Windows Services Index | Overview | Getting Started | How To | Forest Design | Resources | Troubleshooting | Policies | Contact Info

Administrator Policies

General Administration Policy

It is the intention of the WIN-AD Team to not force group policies down to an OU or Child Domain; however, the WIN-AD Team reserves the right to do so as necessary. Any group policies applied to the Domain user's OU containing all skeleton accounts may be overridden in an organization.

Enterprise Administrators

Currently, there are two Enterprise Administrators. These administrators are responsible for the underlying Forest infrastructure. This level of authority mandates a high level of responsibility, including being subject to an audit. Actions of the Enterprise Administrators are audited and available for review by Penn State Security Operations and Services. Members of this group are restricted to select WIN-AD Team members only.

Domain Administrators

In the ACCESS.PSU.EDU domain, there are no members of the Domain Administrators. The Enterprise Administrators are tasked with all duties related to domain administration. Within a Child Domain, there will be members of this group. These members carry a high responsibility and must be audited. Membership must be carefully considered.

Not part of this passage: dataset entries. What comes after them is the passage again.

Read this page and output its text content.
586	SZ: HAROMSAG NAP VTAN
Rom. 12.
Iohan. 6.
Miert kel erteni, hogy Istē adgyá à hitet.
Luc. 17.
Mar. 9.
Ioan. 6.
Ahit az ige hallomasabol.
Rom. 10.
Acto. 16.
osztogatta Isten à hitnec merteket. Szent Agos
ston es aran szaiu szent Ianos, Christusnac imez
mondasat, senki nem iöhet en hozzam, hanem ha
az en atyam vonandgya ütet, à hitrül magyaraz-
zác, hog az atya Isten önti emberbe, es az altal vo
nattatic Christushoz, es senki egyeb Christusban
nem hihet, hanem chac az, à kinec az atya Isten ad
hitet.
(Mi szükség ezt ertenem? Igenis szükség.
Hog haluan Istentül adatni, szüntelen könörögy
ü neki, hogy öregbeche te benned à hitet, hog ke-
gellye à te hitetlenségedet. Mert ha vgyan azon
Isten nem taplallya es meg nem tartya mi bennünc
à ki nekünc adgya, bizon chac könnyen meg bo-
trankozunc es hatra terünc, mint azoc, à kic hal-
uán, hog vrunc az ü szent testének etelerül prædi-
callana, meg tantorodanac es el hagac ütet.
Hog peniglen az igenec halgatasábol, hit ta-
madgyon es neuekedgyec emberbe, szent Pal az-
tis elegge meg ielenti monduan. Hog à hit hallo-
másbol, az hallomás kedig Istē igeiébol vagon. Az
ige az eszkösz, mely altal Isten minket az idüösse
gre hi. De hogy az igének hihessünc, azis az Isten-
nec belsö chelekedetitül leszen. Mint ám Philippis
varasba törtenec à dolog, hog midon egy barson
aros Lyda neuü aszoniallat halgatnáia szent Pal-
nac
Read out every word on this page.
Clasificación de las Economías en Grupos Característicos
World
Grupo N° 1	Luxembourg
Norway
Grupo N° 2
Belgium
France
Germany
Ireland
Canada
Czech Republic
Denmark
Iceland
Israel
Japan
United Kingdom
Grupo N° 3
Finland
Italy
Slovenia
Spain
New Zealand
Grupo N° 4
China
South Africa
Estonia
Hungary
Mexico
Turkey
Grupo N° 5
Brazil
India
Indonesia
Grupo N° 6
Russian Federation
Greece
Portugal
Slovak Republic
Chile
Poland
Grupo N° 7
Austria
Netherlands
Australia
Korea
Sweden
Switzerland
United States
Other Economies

Child Domain Administrators

The WIN-AD Team has created a group called Child Domain Administrators. This group is responsible for installing a Child Domain as well as setting Exchange® mailboxes. The members of this group are limited to the two points of contact for each Child Domain.

OU Administrators

OU Administrators are limited to only objects under their respective OU. These include user object, computer object, and OU containers. They have the ability to link GPOs to containers, as well as set permissions on any object under their OU. An OU administrator will not have administrative rights above their respective OU, with the exception of the "PSUComputers" container. This is the container where computer accounts may be added and then moved at another time by the creator of the account. OU Administrators have the right to create computer accounts in this container, but only the creator has the ability to move the account.